Creative Job Opportunities
As simplified by the interesting analogy of freelance journalist Rich McEachran, hardware is the heart of a manufacturer that powers the production of products, whereas software serves as the nervous system that checks and delivers information if all parts are functioning correctly. Together, they enhance business efficiency, boost productivity and profits, and help workers try out different roles with meaningful tasks.
Take robotic process automation (RPA) as an example. It’s based on metaphorical software robots or artificial intelligence (AI) that took some time to become a widely successful innovation in improving operational efficiency, most notably in the finance and healthcare industries.
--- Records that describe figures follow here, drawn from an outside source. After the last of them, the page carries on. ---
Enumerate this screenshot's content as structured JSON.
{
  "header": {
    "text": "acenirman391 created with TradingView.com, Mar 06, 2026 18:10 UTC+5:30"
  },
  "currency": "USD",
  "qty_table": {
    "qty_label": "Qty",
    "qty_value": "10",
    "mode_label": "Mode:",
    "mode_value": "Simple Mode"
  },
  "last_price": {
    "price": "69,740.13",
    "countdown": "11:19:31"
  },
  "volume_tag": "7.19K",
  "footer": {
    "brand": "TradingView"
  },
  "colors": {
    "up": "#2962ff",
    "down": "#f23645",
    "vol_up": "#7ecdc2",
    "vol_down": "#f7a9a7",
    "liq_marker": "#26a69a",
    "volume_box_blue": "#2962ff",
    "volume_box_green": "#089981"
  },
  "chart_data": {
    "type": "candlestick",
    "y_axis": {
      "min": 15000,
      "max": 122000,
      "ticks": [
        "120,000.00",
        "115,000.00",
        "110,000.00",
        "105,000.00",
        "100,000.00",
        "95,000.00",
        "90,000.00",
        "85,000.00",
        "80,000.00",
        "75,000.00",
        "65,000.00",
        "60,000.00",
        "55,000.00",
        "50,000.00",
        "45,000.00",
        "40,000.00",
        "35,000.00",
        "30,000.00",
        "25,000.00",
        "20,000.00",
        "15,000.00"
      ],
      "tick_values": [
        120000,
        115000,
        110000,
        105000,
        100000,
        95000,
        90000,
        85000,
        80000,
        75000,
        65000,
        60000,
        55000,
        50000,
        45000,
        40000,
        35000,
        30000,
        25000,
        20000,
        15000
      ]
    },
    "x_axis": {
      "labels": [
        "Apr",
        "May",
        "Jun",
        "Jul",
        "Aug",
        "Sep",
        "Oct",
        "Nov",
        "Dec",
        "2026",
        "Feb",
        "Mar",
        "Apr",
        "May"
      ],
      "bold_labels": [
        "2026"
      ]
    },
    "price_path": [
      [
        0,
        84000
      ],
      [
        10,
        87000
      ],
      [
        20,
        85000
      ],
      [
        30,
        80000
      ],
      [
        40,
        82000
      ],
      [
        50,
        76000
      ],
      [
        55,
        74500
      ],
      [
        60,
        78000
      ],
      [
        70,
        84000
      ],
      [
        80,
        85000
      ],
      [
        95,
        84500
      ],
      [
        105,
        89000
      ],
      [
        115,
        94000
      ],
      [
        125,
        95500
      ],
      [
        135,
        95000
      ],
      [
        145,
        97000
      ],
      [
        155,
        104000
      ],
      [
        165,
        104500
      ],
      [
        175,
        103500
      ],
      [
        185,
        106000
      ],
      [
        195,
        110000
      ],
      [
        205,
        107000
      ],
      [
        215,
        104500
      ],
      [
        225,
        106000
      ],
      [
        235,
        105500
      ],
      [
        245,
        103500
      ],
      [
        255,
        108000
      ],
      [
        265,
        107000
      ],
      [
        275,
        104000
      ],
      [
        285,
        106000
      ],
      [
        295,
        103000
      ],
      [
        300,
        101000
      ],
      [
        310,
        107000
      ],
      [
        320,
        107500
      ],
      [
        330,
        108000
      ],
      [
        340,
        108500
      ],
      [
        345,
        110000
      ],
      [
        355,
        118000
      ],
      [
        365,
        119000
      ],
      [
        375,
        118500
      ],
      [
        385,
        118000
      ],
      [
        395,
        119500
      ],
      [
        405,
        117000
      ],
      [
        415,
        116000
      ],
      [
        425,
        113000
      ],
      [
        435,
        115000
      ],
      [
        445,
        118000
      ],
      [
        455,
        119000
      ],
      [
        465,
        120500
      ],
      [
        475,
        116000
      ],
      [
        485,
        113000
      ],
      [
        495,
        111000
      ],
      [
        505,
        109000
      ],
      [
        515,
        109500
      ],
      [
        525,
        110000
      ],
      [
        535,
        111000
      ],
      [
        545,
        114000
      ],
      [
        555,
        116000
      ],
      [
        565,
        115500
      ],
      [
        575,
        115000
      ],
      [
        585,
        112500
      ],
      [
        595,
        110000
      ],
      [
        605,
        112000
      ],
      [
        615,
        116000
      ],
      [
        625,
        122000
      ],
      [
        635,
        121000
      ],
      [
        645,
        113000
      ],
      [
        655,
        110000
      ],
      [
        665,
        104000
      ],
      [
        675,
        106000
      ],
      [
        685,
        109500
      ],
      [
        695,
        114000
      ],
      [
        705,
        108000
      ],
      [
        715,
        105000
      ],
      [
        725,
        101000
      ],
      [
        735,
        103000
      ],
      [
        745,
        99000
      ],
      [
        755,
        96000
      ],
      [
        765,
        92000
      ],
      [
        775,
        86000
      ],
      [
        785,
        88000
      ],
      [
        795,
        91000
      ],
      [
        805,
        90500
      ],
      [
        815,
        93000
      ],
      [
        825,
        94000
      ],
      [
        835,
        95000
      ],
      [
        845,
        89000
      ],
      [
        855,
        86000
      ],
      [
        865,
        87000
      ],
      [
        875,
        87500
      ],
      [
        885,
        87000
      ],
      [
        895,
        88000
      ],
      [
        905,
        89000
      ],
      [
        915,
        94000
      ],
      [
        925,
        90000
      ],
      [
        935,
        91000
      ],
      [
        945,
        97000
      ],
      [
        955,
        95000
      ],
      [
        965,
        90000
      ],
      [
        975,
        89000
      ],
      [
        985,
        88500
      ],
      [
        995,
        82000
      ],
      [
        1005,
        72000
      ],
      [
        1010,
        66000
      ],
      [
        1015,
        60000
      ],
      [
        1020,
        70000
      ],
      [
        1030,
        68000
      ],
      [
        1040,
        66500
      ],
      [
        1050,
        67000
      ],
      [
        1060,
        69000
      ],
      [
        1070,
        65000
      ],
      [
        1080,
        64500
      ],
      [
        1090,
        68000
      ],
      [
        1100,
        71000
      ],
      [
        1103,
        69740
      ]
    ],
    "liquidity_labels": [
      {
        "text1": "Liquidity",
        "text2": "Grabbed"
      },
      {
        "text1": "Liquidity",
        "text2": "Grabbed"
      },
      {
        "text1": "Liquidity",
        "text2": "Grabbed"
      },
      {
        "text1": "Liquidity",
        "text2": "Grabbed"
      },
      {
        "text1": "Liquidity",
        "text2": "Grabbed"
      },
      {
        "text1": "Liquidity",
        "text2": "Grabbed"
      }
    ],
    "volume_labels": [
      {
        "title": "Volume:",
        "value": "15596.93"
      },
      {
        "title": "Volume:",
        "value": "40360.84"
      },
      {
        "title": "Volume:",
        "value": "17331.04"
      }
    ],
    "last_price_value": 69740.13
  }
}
According to the companies using it, top benefits include reducing error rates and better managing repetitive tasks, thus developing standardization of process workflow.
What’s even more interesting about RPA is that the process of automation is nothing new, but it seems a discovery of how software fuses instructions from start to finish. And with that, it sounds like there’s a false assumption that automated super-bots will replace human labor which, in turn, causes a toll on the global economy. It can be true but only for jobs with menial and repetitive tasks. Meaning to say, with their arrival comes a creation of a bigger space where people can be retrained and refocused on core business processes – those that induce creativity and intelligence, which are only for and can be propelled by human minds.
Now, products, services, and human labor are located in a bigger, more creative space called a smart factory. It’s an interconnected shop floor of machines, communication mechanisms, and computing power, thereby being able to draw level with manufacturing’s nature of constant change and data and high-speed decision-making.
Smart factories sound highly digital. But again, they are composed of hardware and software and vice versa. From machines that ensure a seamless flow of assembly lines to cloud inventory systems like the MES of LiveTracking, all shop floors coming from different industries share the same objective: to optimize processes but result with efficiency and high quality.